FEATURED CONTENT
 

food

Bouldin Creek Coffeehouse

Reviewed by Kate Thornberry, Fri., June 17, 2011

Bouldin Creek Cafe

1900 S. First, 512/416-1601
http://www.bouldincreek.com
Mon-Fri, 7am-12mid;
Sat-Sun, 8am-12mid
Restaurant Review
Photo by John Anderson

Bouldin Creek Coffeehouse

1900 S. First, 416-1601
Monday-Friday, 7am-12mid; Saturday-Sunday, 8am-12mid
www.bouldincreek.com

Despite being housed in essentially a drafty shack, Bouldin Creek Coffeehouse has always enjoyed a large and enthusiastic clientele. Armies of tattooed hipsters perennially crowded the outdoor seating area, spilling out of the (faint) air conditioning directly into the Texas heat (and in winter, the northerly wind). I always imagined that the milieu was the drawing card – a place for like-minded individuals to meet and discuss last night's gig – but it wasn't long before I discovered the actual attraction: the food.

An out-of-town director wouldn't hear of meeting anywhere else, because Bouldin Creek had "the best tofu scramble in the world." Like many a skeptic, Bouldin Creek's brunch made me an instant convert. Farm-fresh local free-range eggs, Fair Trade coffee, crisp hash browns, blueberry corn cakes, vine-ripened tomatoes, crisp baby lettuces, stellar salad dressings, and tasty grilled sandwiches are all prepared without any danger of meat "contamination," something my vegetarian husband dreads.
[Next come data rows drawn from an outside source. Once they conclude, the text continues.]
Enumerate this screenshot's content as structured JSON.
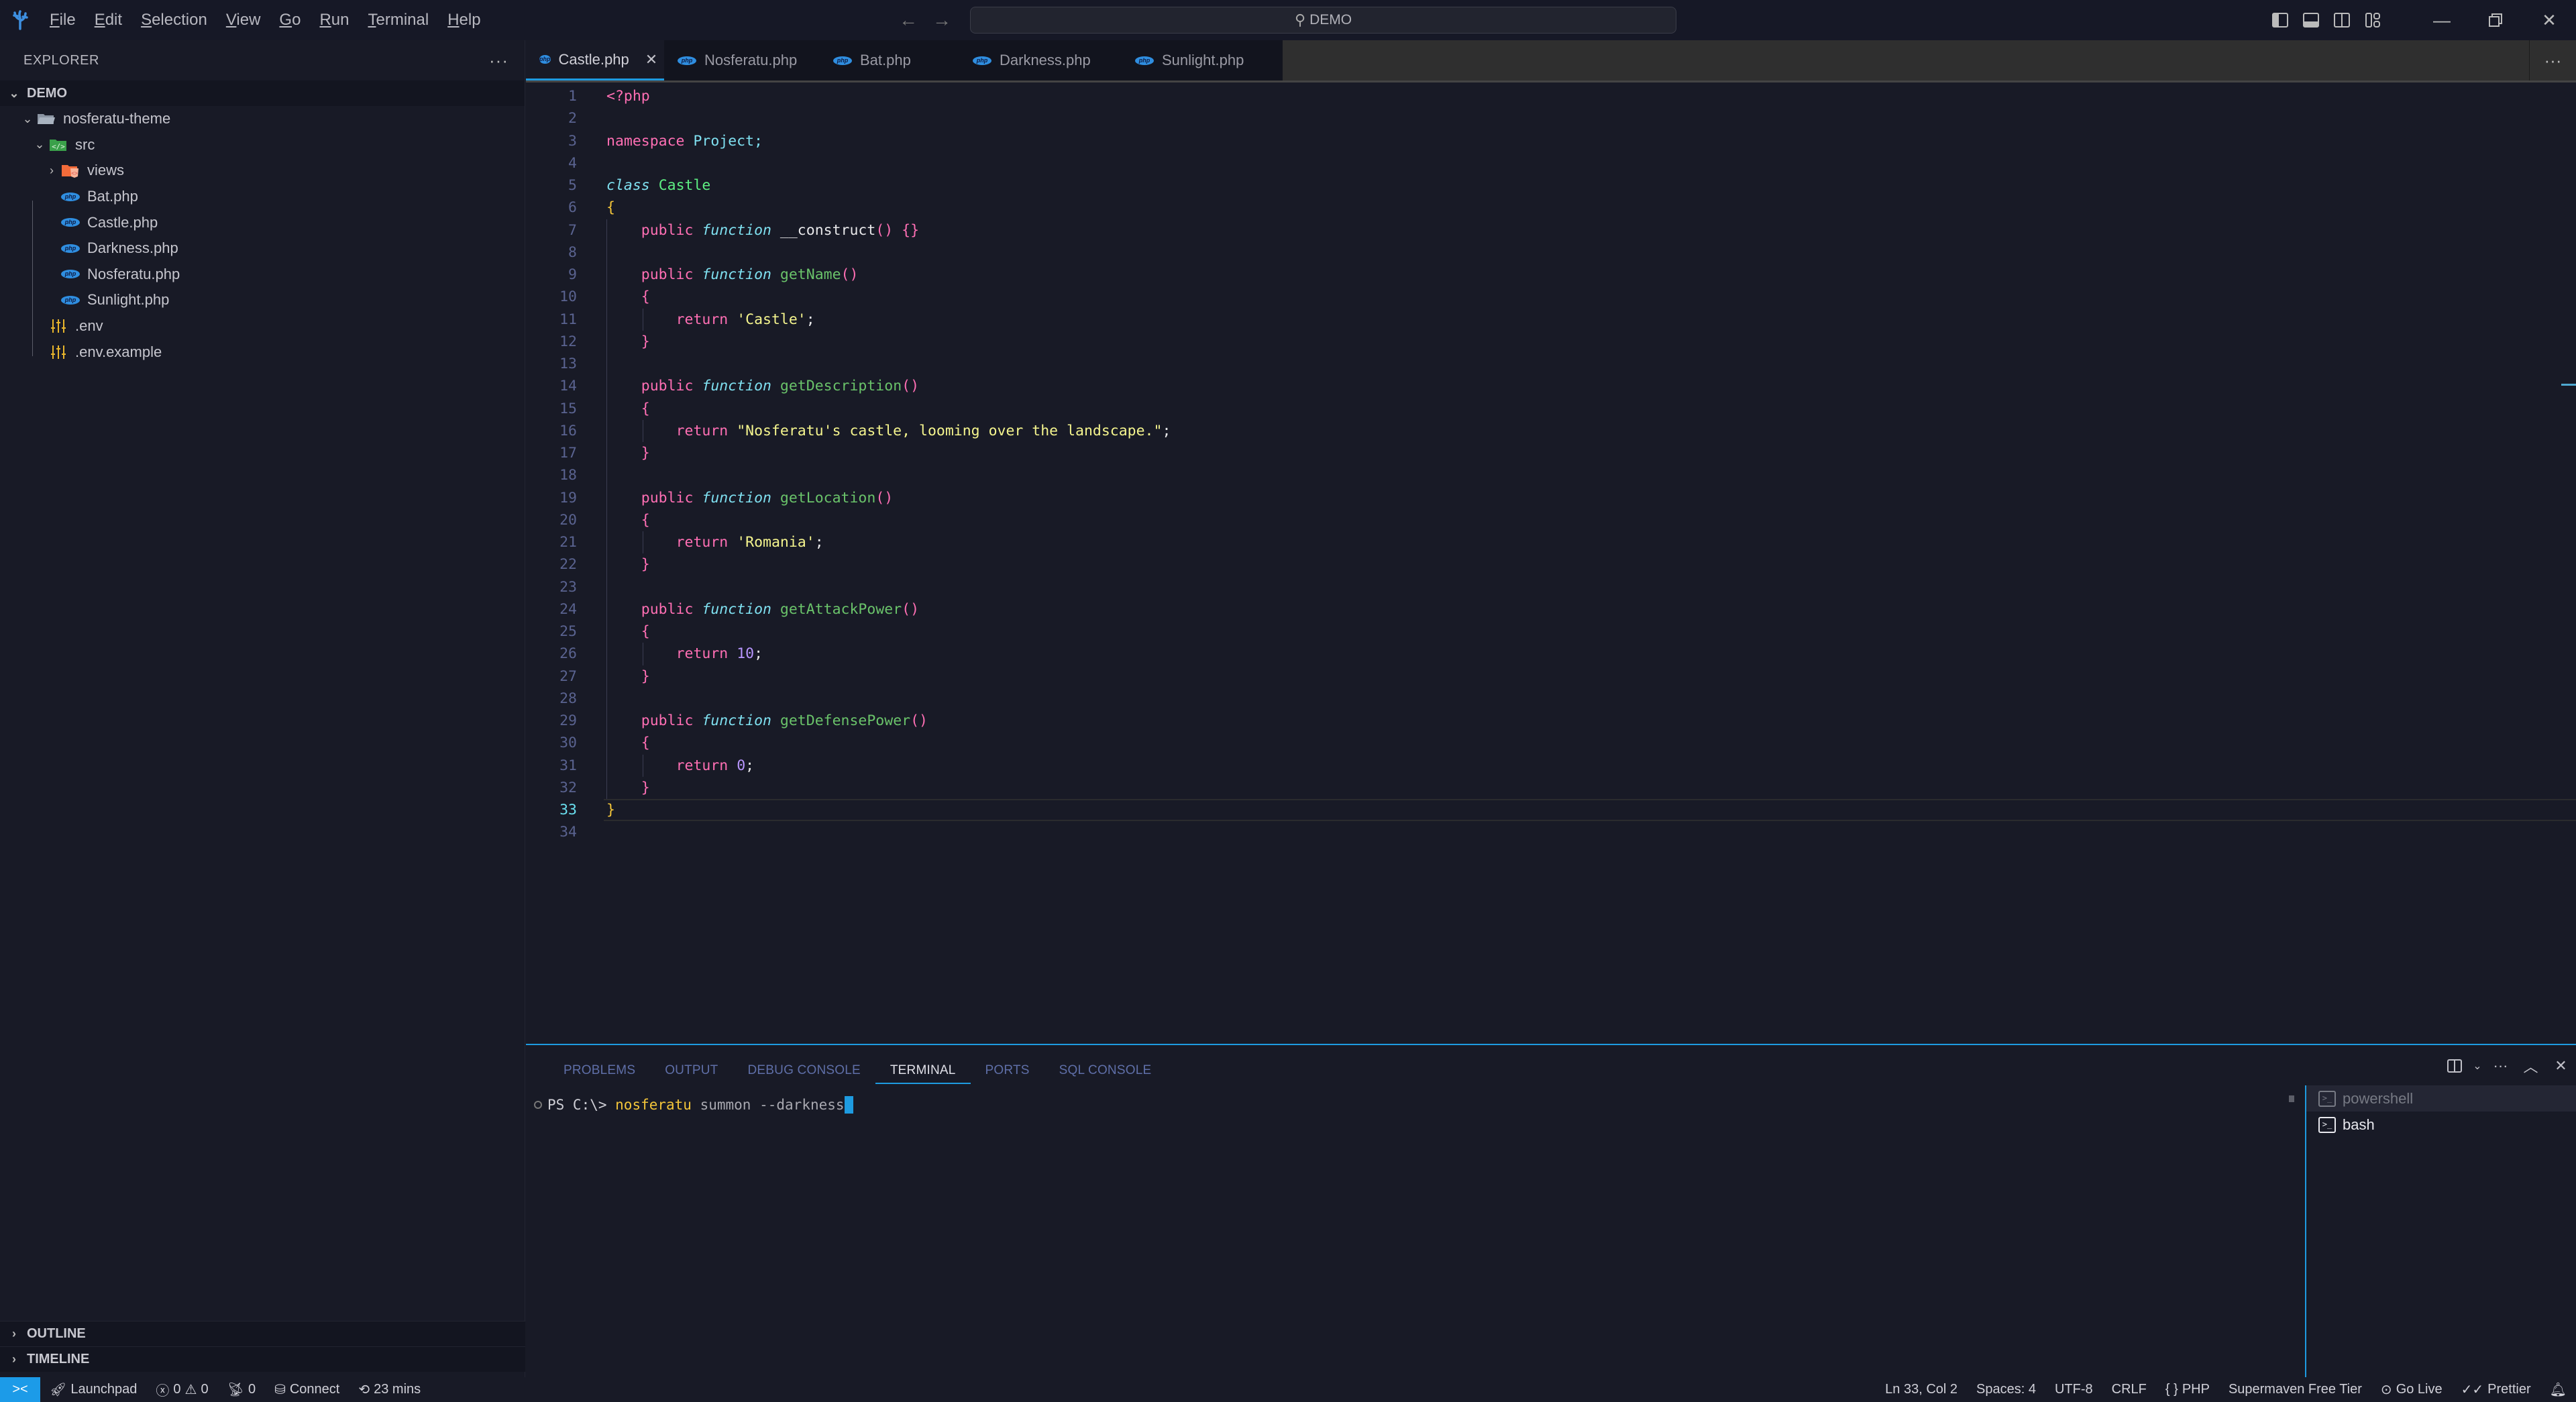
{
  "titlebar": {
    "menu": [
      "File",
      "Edit",
      "Selection",
      "View",
      "Go",
      "Run",
      "Terminal",
      "Help"
    ],
    "menu_mnemonics": [
      "F",
      "E",
      "S",
      "V",
      "G",
      "R",
      "T",
      "H"
    ],
    "command_center": "DEMO",
    "back_icon": "←",
    "forward_icon": "→"
  },
  "sidebar": {
    "title": "EXPLORER",
    "more": "···",
    "section": "DEMO",
    "tree": [
      {
        "label": "nosferatu-theme",
        "type": "folder-open",
        "depth": 1
      },
      {
        "label": "src",
        "type": "folder-src",
        "depth": 2
      },
      {
        "label": "views",
        "type": "folder-views",
        "depth": 3
      },
      {
        "label": "Bat.php",
        "type": "php",
        "depth": 3
      },
      {
        "label": "Castle.php",
        "type": "php",
        "depth": 3
      },
      {
        "label": "Darkness.php",
        "type": "php",
        "depth": 3
      },
      {
        "label": "Nosferatu.php",
        "type": "php",
        "depth": 3
      },
      {
        "label": "Sunlight.php",
        "type": "php",
        "depth": 3
      },
      {
        "label": ".env",
        "type": "env",
        "depth": 2
      },
      {
        "label": ".env.example",
        "type": "env",
        "depth": 2
      }
    ],
    "outline": "OUTLINE",
    "timeline": "TIMELINE"
  },
  "tabs": [
    {
      "label": "Castle.php",
      "active": true
    },
    {
      "label": "Nosferatu.php",
      "active": false
    },
    {
      "label": "Bat.php",
      "active": false
    },
    {
      "label": "Darkness.php",
      "active": false
    },
    {
      "label": "Sunlight.php",
      "active": false
    }
  ],
  "editor": {
    "current_line": 33,
    "lines": [
      [
        [
          "kw",
          "<?php"
        ]
      ],
      [],
      [
        [
          "kw",
          "namespace"
        ],
        [
          "plain",
          " "
        ],
        [
          "ns",
          "Project;"
        ]
      ],
      [],
      [
        [
          "type",
          "class"
        ],
        [
          "plain",
          " "
        ],
        [
          "cls",
          "Castle"
        ]
      ],
      [
        [
          "br-y",
          "{"
        ]
      ],
      [
        [
          "plain",
          "    "
        ],
        [
          "kw",
          "public"
        ],
        [
          "plain",
          " "
        ],
        [
          "type",
          "function"
        ],
        [
          "plain",
          " __construct"
        ],
        [
          "br-p",
          "()"
        ],
        [
          "plain",
          " "
        ],
        [
          "br-p",
          "{}"
        ]
      ],
      [],
      [
        [
          "plain",
          "    "
        ],
        [
          "kw",
          "public"
        ],
        [
          "plain",
          " "
        ],
        [
          "type",
          "function"
        ],
        [
          "plain",
          " "
        ],
        [
          "fn",
          "getName"
        ],
        [
          "br-p",
          "()"
        ]
      ],
      [
        [
          "plain",
          "    "
        ],
        [
          "br-p",
          "{"
        ]
      ],
      [
        [
          "plain",
          "        "
        ],
        [
          "kw",
          "return"
        ],
        [
          "plain",
          " "
        ],
        [
          "str",
          "'Castle'"
        ],
        [
          "plain",
          ";"
        ]
      ],
      [
        [
          "plain",
          "    "
        ],
        [
          "br-p",
          "}"
        ]
      ],
      [],
      [
        [
          "plain",
          "    "
        ],
        [
          "kw",
          "public"
        ],
        [
          "plain",
          " "
        ],
        [
          "type",
          "function"
        ],
        [
          "plain",
          " "
        ],
        [
          "fn",
          "getDescription"
        ],
        [
          "br-p",
          "()"
        ]
      ],
      [
        [
          "plain",
          "    "
        ],
        [
          "br-p",
          "{"
        ]
      ],
      [
        [
          "plain",
          "        "
        ],
        [
          "kw",
          "return"
        ],
        [
          "plain",
          " "
        ],
        [
          "str",
          "\"Nosferatu's castle, looming over the landscape.\""
        ],
        [
          "plain",
          ";"
        ]
      ],
      [
        [
          "plain",
          "    "
        ],
        [
          "br-p",
          "}"
        ]
      ],
      [],
      [
        [
          "plain",
          "    "
        ],
        [
          "kw",
          "public"
        ],
        [
          "plain",
          " "
        ],
        [
          "type",
          "function"
        ],
        [
          "plain",
          " "
        ],
        [
          "fn",
          "getLocation"
        ],
        [
          "br-p",
          "()"
        ]
      ],
      [
        [
          "plain",
          "    "
        ],
        [
          "br-p",
          "{"
        ]
      ],
      [
        [
          "plain",
          "        "
        ],
        [
          "kw",
          "return"
        ],
        [
          "plain",
          " "
        ],
        [
          "str",
          "'Romania'"
        ],
        [
          "plain",
          ";"
        ]
      ],
      [
        [
          "plain",
          "    "
        ],
        [
          "br-p",
          "}"
        ]
      ],
      [],
      [
        [
          "plain",
          "    "
        ],
        [
          "kw",
          "public"
        ],
        [
          "plain",
          " "
        ],
        [
          "type",
          "function"
        ],
        [
          "plain",
          " "
        ],
        [
          "fn",
          "getAttackPower"
        ],
        [
          "br-p",
          "()"
        ]
      ],
      [
        [
          "plain",
          "    "
        ],
        [
          "br-p",
          "{"
        ]
      ],
      [
        [
          "plain",
          "        "
        ],
        [
          "kw",
          "return"
        ],
        [
          "plain",
          " "
        ],
        [
          "num",
          "10"
        ],
        [
          "plain",
          ";"
        ]
      ],
      [
        [
          "plain",
          "    "
        ],
        [
          "br-p",
          "}"
        ]
      ],
      [],
      [
        [
          "plain",
          "    "
        ],
        [
          "kw",
          "public"
        ],
        [
          "plain",
          " "
        ],
        [
          "type",
          "function"
        ],
        [
          "plain",
          " "
        ],
        [
          "fn",
          "getDefensePower"
        ],
        [
          "br-p",
          "()"
        ]
      ],
      [
        [
          "plain",
          "    "
        ],
        [
          "br-p",
          "{"
        ]
      ],
      [
        [
          "plain",
          "        "
        ],
        [
          "kw",
          "return"
        ],
        [
          "plain",
          " "
        ],
        [
          "num",
          "0"
        ],
        [
          "plain",
          ";"
        ]
      ],
      [
        [
          "plain",
          "    "
        ],
        [
          "br-p",
          "}"
        ]
      ],
      [
        [
          "br-y",
          "}"
        ]
      ],
      []
    ]
  },
  "panel": {
    "tabs": [
      "PROBLEMS",
      "OUTPUT",
      "DEBUG CONSOLE",
      "TERMINAL",
      "PORTS",
      "SQL CONSOLE"
    ],
    "active_tab": "TERMINAL",
    "terminal": {
      "prompt": "PS C:\\> ",
      "command": "nosferatu",
      "args": " summon --darkness"
    },
    "terminals": [
      {
        "label": "powershell",
        "active": true
      },
      {
        "label": "bash",
        "active": false
      }
    ]
  },
  "statusbar": {
    "launchpad": "Launchpad",
    "errors": "0",
    "warnings": "0",
    "ports": "0",
    "connect": "Connect",
    "time": "23 mins",
    "position": "Ln 33, Col 2",
    "spaces": "Spaces: 4",
    "encoding": "UTF-8",
    "eol": "CRLF",
    "language": "PHP",
    "supermaven": "Supermaven Free Tier",
    "golive": "Go Live",
    "prettier": "Prettier"
  },
  "colors": {
    "accent": "#1e9be0",
    "background": "#181a26",
    "keyword": "#ff6fb4",
    "type": "#7fe0f0",
    "class": "#5ef083",
    "function": "#6ac36a",
    "string": "#f5f58e",
    "number": "#b896ff"
  }
}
Add its many vegan options, such as the aforementioned tofu scramble, and the coffeehouse's constant press of business is no longer a mystery.

Thankfully, Bouldin Creek's deserved success enabled the business to move a few blocks down the street to a beautifully restored, solid brick building, the former location of Big G Tire. The renovation is absolutely stunning. Artistically, owner Leslie Martin was able to keep some of the gorgeous window signage from Big G ("Tires Rotated") while bringing along Bouldin Creek's characteristic splashy, big colors and abundant outdoor seating.

With the move, Bouldin Creek has made a few changes: Instead of waiting in an endless, slow-moving line to order, there is now table service, and the menu has been expanded. Service, always hit or miss, continues to be so; however, I got the impression that my server was busting her ass to provide the best service she could and that the various delays had more to do with working out the kinks of the new location than with carelessness.

Breakfast remains Bouldin Creek's strong suit. Everything I sampled in the breakfast arena was absolutely up to standard, from the crisp, rosemary-perfumed potato-hash cakes to "Fire," the marvelous house fresh-pepper puree that can be added to any meal. The Renedict ($6.50), a spin on eggs Benedict, was outstanding. Atop a grilled slice of ciabatta, two perfect eggs are decorated with strips of tofu bacon and vegan hollandaise, surrounded by fresh baby spinach and sliced organic tomatoes. It was delectable as only food made with the highest quality ingredients can be. Joe's Smokin' Omelet ($7.25) was very nearly as good: tender eggs folded with spinach, onion, and cheddar-Jack cheese, and topped with chipotle-pecan pesto.

Breakfast and brunch items make up the majority of the menu, but there are a number of sandwiches and hot entrées available if breakfast food doesn't appeal. The Bello Jiafra Melt ($7.25) sports meaty, beautifully roasted sweet red peppers and portobello mushrooms with melted Gruyère on ciabatta. The mushrooms are extremely flavorful, and happily all of the sandwich breads are fresh and soft, enabling the sandwiches to stay together with the fillings firmly inside during consumption. The grilled cheese con hierbas ($5.75) is the epitome of what a grilled cheese sandwich should be: long, thin sourdough slices filled with cheddar and Monterrey Jack, your choice of fresh cilantro or basil (or tomato or red onion, for an extra 50 cents) slipped inside, then grilled to a golden crispness.

The prices are so reasonable, the new building so comfortable, and the food so nourishing and enjoyable that Bouldin Creek Coffeehouse's base is destined to keep expanding. It may become an Austin institution – if it isn't one already.